FERRARA. Che ci pensi finalmente la proprietà, o che debba provvedere il Comune, lunedì in ogni caso partirà la bonifica del Palazzo degli Specchi. Le schermaglie tra Ferrara 2007 - la società proprietaria già segnalata alla procura per non aver rispettato l’ordinanza sindacale - e l’amministrazione sembrano essere approdate a una tregua, concretizzata ieri (giovedì 2 febbraio) in un sopralluogo alla struttura in vista delle imminenti operazioni di risanamento. L’ispezione è stata eseguita dai tecnici del Servizio Ambiente del Comune, insieme a personale di Hera, di Ferrara Tua e della polizia municipale, oltre che da rappresentanti della stessa proprietà. Quest’ultima, dopo la diffida del Comune, si è ora detta disponibile a eseguire la bonifica e a rispettare i tempi dettati dall’amministrazione: entro oggi dovrà chiarire in che modo, con quale personale e con quali strumenti intende procedere, impegnandosi a partire lunedì. In caso contrario la bonifica inizierà comunque, solo che sarà il Comune a farsene carico, rivalendosi poi sulla proprietà. Quello di ieri, in ogni caso, è stato il primo passo per il risanamento dell’area, salutato con soddisfazione anche da Nicola Lodi, l’esponente della Lega Nord che ha fatto della questione-Palaspecchi uno dei suoi cavalli di battaglia: «Saremo presenti sempre e vigileremo perché l'ordinanza sia rispettata alla lettera», promette.

Sopralluogo al Palaspecchi

Ieri sono stati visionati quasi tutti gli spazi, a esclusione di quelli ancora sigillati, in preparazione della bonifica che si svolgerà in tre fasi: «La prima - spiega l’assessore Aldo Modonesi - consisterà nella messa in sicurezza delle aree esterne, per permettere agli operatori di lavorare senza rischi alla seconda fase, che sarà quella della derattizzazione.

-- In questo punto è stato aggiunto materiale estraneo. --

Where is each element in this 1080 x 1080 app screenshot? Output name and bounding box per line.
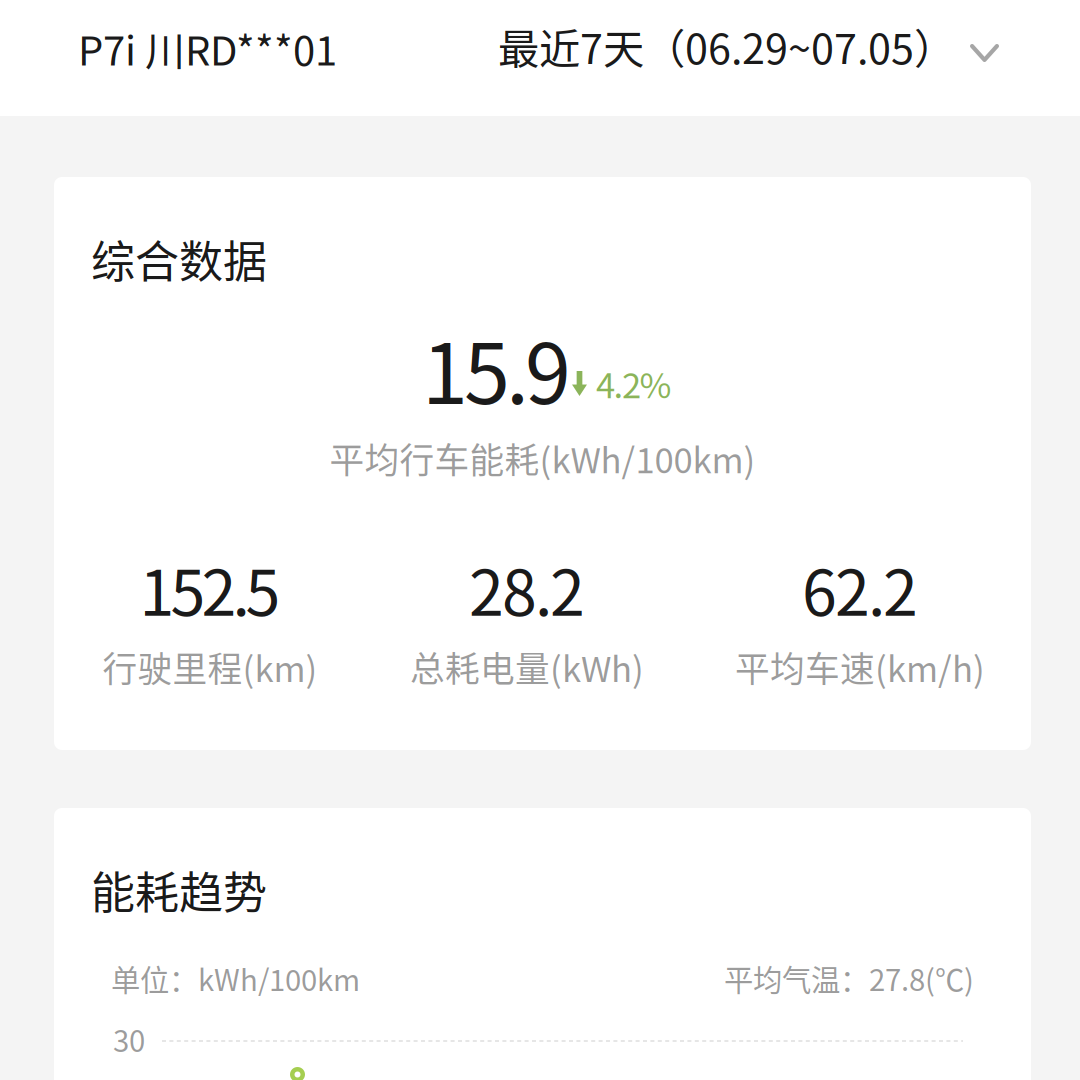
staticText: 单位：kWh/100km bbox=[111, 957, 360, 1000]
staticText: P7i 川RD***01 bbox=[78, 19, 337, 77]
staticText: 综合数据 bbox=[91, 227, 267, 291]
staticText: 152.5 bbox=[140, 543, 280, 634]
staticText: 行驶里程(km) bbox=[102, 642, 318, 692]
button[interactable]: P7i 川RD***01 bbox=[78, 19, 378, 77]
staticText: 15.9 bbox=[422, 308, 571, 428]
staticText: 平均行车能耗(kWh/100km) bbox=[330, 433, 756, 483]
staticText: 30 bbox=[113, 1018, 145, 1060]
staticText: 28.2 bbox=[469, 543, 585, 634]
staticText: 平均气温：27.8(℃) bbox=[724, 957, 974, 1000]
staticText: 能耗趋势 bbox=[91, 858, 267, 922]
staticText: 平均车速(km/h) bbox=[735, 642, 985, 692]
staticText: 62.2 bbox=[802, 543, 918, 634]
staticText: 4.2% bbox=[596, 358, 672, 408]
staticText: 总耗电量(kWh) bbox=[410, 642, 644, 692]
button[interactable]: 最近7天（06.29~07.05） bbox=[498, 15, 999, 79]
staticText: 最近7天（06.29~07.05） bbox=[498, 16, 955, 76]
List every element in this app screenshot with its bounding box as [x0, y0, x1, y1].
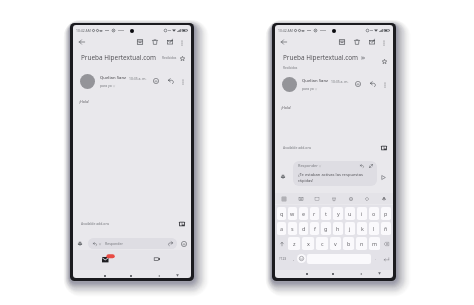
staticText: m [372, 240, 378, 247]
button[interactable]: Sender avatar [80, 74, 95, 89]
button[interactable]: Add-ons [379, 143, 388, 152]
button[interactable]: u [345, 207, 355, 220]
button[interactable]: More [380, 80, 389, 89]
staticText: Recibidos [162, 56, 177, 60]
button[interactable]: More [178, 77, 187, 86]
button[interactable]: Back [278, 36, 290, 48]
button[interactable]: Translate [330, 195, 338, 203]
button[interactable]: Enter [380, 252, 392, 265]
button[interactable]: Attach [76, 240, 83, 247]
button[interactable]: Voice input [380, 195, 388, 203]
staticText: j [349, 225, 351, 232]
staticText: f [314, 225, 316, 232]
button[interactable]: Emoji [179, 239, 188, 248]
button[interactable]: n [356, 237, 367, 250]
button[interactable]: Recents [303, 270, 310, 277]
button[interactable]: Backspace [381, 237, 392, 250]
staticText: r [313, 210, 316, 217]
staticText: ¿Te estaban activas las respuestas rápid… [298, 172, 374, 184]
button[interactable]: Sticker [297, 195, 305, 203]
staticText: k [361, 225, 364, 232]
button[interactable]: Clipboard [280, 195, 288, 203]
button[interactable]: z [288, 237, 300, 250]
button[interactable]: Hide keyboard [174, 272, 181, 278]
button[interactable]: l [369, 222, 379, 235]
staticText: Prueba Hipertextual.com [81, 53, 157, 62]
button[interactable]: Recents [101, 272, 108, 278]
staticText: Prueba Hipertextual.com [283, 53, 359, 62]
button[interactable]: Attach [279, 173, 286, 180]
button[interactable]: a [277, 222, 286, 235]
button[interactable]: g [321, 222, 331, 235]
button[interactable]: Delete [149, 36, 161, 48]
button[interactable]: GIF [313, 195, 321, 203]
staticText: a [280, 225, 284, 232]
button[interactable]: h [333, 222, 343, 235]
button[interactable]: Emoji [297, 254, 306, 263]
button[interactable]: Send [379, 173, 387, 181]
staticText: y [337, 210, 340, 217]
button[interactable]: Archive [336, 36, 348, 48]
button[interactable]: Reply [368, 79, 378, 89]
button[interactable]: Back [357, 270, 364, 277]
staticText: para yo [302, 86, 314, 91]
button[interactable]: Archive [134, 36, 146, 48]
button[interactable]: q [277, 207, 286, 220]
button[interactable]: Mark unread [366, 36, 378, 48]
button[interactable]: Responder [293, 161, 377, 186]
button[interactable]: x [302, 237, 314, 250]
staticText: d [302, 225, 306, 232]
button[interactable]: Symbols [276, 252, 290, 265]
button[interactable]: d [299, 222, 308, 235]
button[interactable]: r [310, 207, 319, 220]
button[interactable]: Add reaction [353, 79, 363, 89]
button[interactable]: t [321, 207, 331, 220]
button[interactable]: Camera [153, 255, 161, 263]
button[interactable]: Back [155, 272, 162, 278]
staticText: w [290, 210, 295, 217]
button[interactable]: Home [127, 272, 134, 278]
button[interactable]: p [381, 207, 391, 220]
button[interactable]: v [330, 237, 341, 250]
button[interactable]: Add reaction [151, 76, 161, 86]
button[interactable]: Hide keyboard [376, 270, 383, 277]
button[interactable]: Back [76, 36, 88, 48]
button[interactable]: m [369, 237, 380, 250]
button[interactable]: ñ [381, 222, 391, 235]
staticText: i [361, 210, 363, 217]
button[interactable]: More options [379, 38, 389, 48]
button[interactable]: o [369, 207, 379, 220]
button[interactable]: Add-ons [177, 219, 186, 228]
button[interactable]: More options [177, 38, 187, 48]
staticText: q [280, 210, 284, 217]
button[interactable]: Delete [351, 36, 363, 48]
button[interactable]: y [333, 207, 343, 220]
button[interactable]: Theme [363, 195, 371, 203]
button[interactable]: Sender avatar [282, 77, 297, 92]
button[interactable]: k [357, 222, 367, 235]
button[interactable]: Home [329, 270, 336, 277]
button[interactable]: Star [379, 56, 389, 66]
button[interactable]: b [343, 237, 354, 250]
button[interactable]: Star [177, 53, 187, 63]
staticText: c [321, 240, 324, 247]
staticText: ñ [384, 225, 388, 232]
button[interactable]: f [310, 222, 319, 235]
button[interactable]: Settings [347, 195, 355, 203]
button[interactable]: w [288, 207, 297, 220]
button[interactable]: s [288, 222, 297, 235]
button[interactable]: Responder [88, 238, 177, 249]
button[interactable]: i [357, 207, 367, 220]
button[interactable]: c [316, 237, 328, 250]
button[interactable]: Shift [276, 237, 287, 250]
button[interactable]: e [299, 207, 308, 220]
button[interactable]: Reply [166, 76, 176, 86]
button[interactable]: Gmail [102, 254, 115, 263]
button[interactable]: Mark unread [164, 36, 176, 48]
button[interactable]: j [345, 222, 355, 235]
staticText: 10:42 AM [278, 28, 293, 33]
staticText: b [347, 240, 351, 247]
button[interactable]: Comma [290, 252, 297, 265]
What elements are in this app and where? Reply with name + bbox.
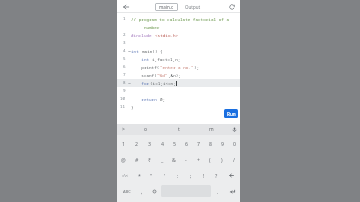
button[interactable]: 6 [180, 135, 192, 151]
staticText: 1 [123, 16, 126, 22]
button[interactable]: ABC [117, 183, 136, 199]
button[interactable]: 5 [168, 135, 180, 151]
staticText: (i=1;i<=n; [150, 80, 176, 86]
button[interactable]: Backspace [223, 167, 240, 183]
staticText: / [233, 156, 235, 163]
staticText: 5 [123, 56, 126, 62]
button[interactable]: _ [156, 151, 168, 167]
button[interactable]: : [171, 167, 184, 183]
staticText: number [131, 24, 160, 30]
staticText: main.c [159, 4, 174, 10]
button[interactable]: . [212, 183, 224, 199]
staticText: =\< [122, 173, 129, 178]
button[interactable]: & [168, 151, 180, 167]
staticText: @ [121, 156, 126, 163]
staticText: } [131, 104, 134, 110]
button[interactable]: Emoji [148, 183, 160, 199]
button[interactable]: ? [210, 167, 223, 183]
staticText: # [135, 156, 139, 163]
staticText: 1 [122, 140, 125, 147]
button[interactable]: t [162, 124, 195, 135]
button[interactable]: 8 [204, 135, 216, 151]
staticText: & [172, 156, 176, 163]
staticText: : [177, 172, 179, 179]
staticText: 0 [233, 140, 236, 147]
staticText: 4 [123, 48, 126, 54]
staticText: 7 [197, 140, 200, 147]
staticText: 6 [185, 140, 188, 147]
button[interactable]: ) [216, 151, 228, 167]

Poi si passerà alla rimozione dei rifiuti da parte di Hera, dopo averne abbattuto la carica microbica».

Al risanamento della struttura seguirà la riqualificazione urbanistica dell’area, secondo il piano particolareggiato approvato nel 2011. Alla conferenza di fine anno del sindaco era stata annunciata l’approvazione del programma-Palaspecchi da parte di Investire Srg, la società che gestirà il Fondo immobiliare destinato a curare l’intera operazione. «Per quanto ci riguarda - riportava l'e-mail inviata dal manager di Investire Sgr, Fabio Carlozzo - non dovremmo avere problemi a far partire il Fondo entro fine marzo». L’apertura del cantiere appare dunque più vicina. «Ci stiamo lavorando», confermava ieri l’assessore all’Urbanistica Roberta Fusari. Secondo il progetto, un investimento da 40 milioni di euro finanziato per tre quarti dalla Cassa Depositi e Prestiti, in via Beethoven troveranno spazio la nuova sede della polizia municipale e 268 alloggi di social housing per le famiglie in disagio abitativo.